David Chatillon, président de l’Union des Maisons de Champagne

« Nous en sommes aujourd’hui au douzième mois consécutif de baisse des expéditions. Fin 2022 et début 2023, les distributeurs ont stocké par anticipation. Puis la hausse des taux d’intérêt les a incités à réduire drastiquement leurs commandes parce que le portage du stock, qui ne leur coûtait rien, est devenu beaucoup plus lourd à financer. 

La bonne nouvelle, c’est que la réalité de la consommation sur les trois dernières années est sans doute plus linéaire que ne le sont les expéditions. Et nous pouvons espérer que les expéditions redémarreront une fois les tuyaux de la distribution vidangés. La moins bonne nouvelle à court terme, c’est que tous les metteurs en marché quelle que soit leur famille doivent supporter ces à-coups violents, dans un contexte de hausse des taux d’intérêt. 
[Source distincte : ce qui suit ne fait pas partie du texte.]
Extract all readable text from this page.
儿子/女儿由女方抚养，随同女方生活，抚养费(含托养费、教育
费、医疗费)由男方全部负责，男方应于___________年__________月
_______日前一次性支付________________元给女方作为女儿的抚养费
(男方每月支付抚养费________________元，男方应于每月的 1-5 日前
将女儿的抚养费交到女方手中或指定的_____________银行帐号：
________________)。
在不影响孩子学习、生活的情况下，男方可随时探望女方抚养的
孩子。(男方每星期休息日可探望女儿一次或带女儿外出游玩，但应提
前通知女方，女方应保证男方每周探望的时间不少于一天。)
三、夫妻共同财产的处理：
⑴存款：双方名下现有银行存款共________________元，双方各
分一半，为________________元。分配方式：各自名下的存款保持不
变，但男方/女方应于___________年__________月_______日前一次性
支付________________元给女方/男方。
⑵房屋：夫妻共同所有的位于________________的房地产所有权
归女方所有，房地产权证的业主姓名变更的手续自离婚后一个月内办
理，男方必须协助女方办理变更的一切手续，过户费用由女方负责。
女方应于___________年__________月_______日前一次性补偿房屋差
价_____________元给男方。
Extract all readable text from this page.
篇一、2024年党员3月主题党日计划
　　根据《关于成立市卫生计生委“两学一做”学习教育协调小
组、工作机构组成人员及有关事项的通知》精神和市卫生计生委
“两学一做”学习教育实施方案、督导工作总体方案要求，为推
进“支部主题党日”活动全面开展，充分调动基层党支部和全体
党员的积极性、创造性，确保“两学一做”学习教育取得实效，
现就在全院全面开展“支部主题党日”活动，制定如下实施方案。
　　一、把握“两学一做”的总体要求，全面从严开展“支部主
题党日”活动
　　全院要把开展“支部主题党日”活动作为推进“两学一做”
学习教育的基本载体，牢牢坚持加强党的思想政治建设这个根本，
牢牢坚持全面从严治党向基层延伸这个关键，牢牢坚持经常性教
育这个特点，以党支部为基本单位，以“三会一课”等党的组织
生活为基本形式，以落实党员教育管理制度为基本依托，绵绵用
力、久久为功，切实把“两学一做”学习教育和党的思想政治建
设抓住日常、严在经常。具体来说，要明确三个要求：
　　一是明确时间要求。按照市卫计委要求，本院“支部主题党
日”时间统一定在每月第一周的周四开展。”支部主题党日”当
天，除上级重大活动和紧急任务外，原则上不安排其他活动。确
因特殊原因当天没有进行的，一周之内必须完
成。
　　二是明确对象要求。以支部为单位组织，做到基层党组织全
(…) Les Champenois font preuve d’un grand sens des responsabilités et même de courage en prenant les bonnes décisions, parfois difficiles, au bon moment. (…) Alors, préservons notre modèle contre vents et marées. N’oublions pas qu’en plus, il rassure les banques, ce qui n’est pas la moindre de ses qualités. Perfectionnons-le si nécessaire, mais continuons de mettre en marché les volumes que nous serons capables de vendre dans les années futures.  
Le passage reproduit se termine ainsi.